Duncan's Waterfall RSS

This personal waterfall shows you all of Duncan's arguments, looking across every debate.
duncan(4) Clarified
1 point

This implies that thinking is an active activity. By that definition then yes, people stop thinking. For example when sleeping. The brain is doing many thing but conscious and directed thinking is not on the list.

But if the definition of thinking is simply the presence of brain activity then the question is of course meaningless because once we lose brain activity "we" (the thinker) are not here.

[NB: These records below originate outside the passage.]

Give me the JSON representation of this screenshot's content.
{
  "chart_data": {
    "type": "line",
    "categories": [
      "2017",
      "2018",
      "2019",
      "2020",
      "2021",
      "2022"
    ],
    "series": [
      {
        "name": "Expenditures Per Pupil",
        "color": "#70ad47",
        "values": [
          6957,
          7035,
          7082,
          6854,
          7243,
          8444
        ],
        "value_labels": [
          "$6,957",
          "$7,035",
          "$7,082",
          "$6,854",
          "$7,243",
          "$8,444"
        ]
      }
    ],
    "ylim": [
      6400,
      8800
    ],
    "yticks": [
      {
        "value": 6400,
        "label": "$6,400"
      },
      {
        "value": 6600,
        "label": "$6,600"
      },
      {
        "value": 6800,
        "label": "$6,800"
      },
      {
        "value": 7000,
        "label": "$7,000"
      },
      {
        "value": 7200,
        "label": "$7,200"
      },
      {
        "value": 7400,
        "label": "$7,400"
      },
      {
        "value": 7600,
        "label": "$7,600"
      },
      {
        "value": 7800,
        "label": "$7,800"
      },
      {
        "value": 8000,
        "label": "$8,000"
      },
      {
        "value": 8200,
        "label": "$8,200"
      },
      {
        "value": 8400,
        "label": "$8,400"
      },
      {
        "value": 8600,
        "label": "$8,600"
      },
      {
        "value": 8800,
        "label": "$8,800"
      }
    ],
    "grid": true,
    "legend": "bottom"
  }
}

So I think that of these two definitions the only meaningful discussion is about being able to stop actively thinking about the world. In my experience we spend a lot of time swimming in our thoughts with no active direction. That's not thinking. When someone says "I've been thinking about that" they mean something active.

duncan(4) Clarified
1 point

"Lefties don't like the truth" & "He told the Germans the truth" are not opposing arguments. They can both be true at once or false at once.

I don't know what Pence is trying to achieve, but this is not a debate and is misuse of this format. I know I haven't been active here for over a decade - but I'm surprised and disapointed.

2 points

This question is not phrased to allow a for/against response. Try re-phrasing it.

1 point

I would say that people can (and we often do) stop thinking actively. We often don't make an effort to think logically and rationally. But that's just one aspect of thinking.

2 points

I don't believe it's possible to stop thinking. Anyway, if you did stop thinking how would you know? You can't observe the absence of something without observing its context and doing that would be an act of thinking. However I think it is possible to enter a state of pure awareness, observing and taking in an environment without any intellectual analysis of the environment.

4 points

It's not that simple, as any legal system will show. There must be good reason for me to believe that the person (in this case a cop) has an intention to kill me. Normally I would not make this assumption just because a policeman pointed a firearm at me. On the other hand, if the cop had just shot at me unprovoked, I might consider shooting him or her. Of course ideally in that situation one should aim to remove them as a threat without killing them.

3 points

I haven't read all the arguments, and this is my first posting here. So excuse any misunderstandings.

I am inclined to agree with your train of thought. My preliminary formulation would be something like:

"Violence is the use of physical force against another person, but only when the force used is more than that necessary to avoid a greater act of violence"

This formulation is perhaps similar to the way regulations of police use of force are formulated, they are limited to the use of reasonable and proportionate force. They would argue that by following this guideline they are not being violent even in quite aggressive and heated confrontations.

I support the statement "The doing of justice never requires violence" in the sense that I am inclined to consider any use of violence as inherently unjust. However I think that there are times when, for example, widespread use of force in overturning a despotic regime can be justified as preventing greater acts of violence against a population.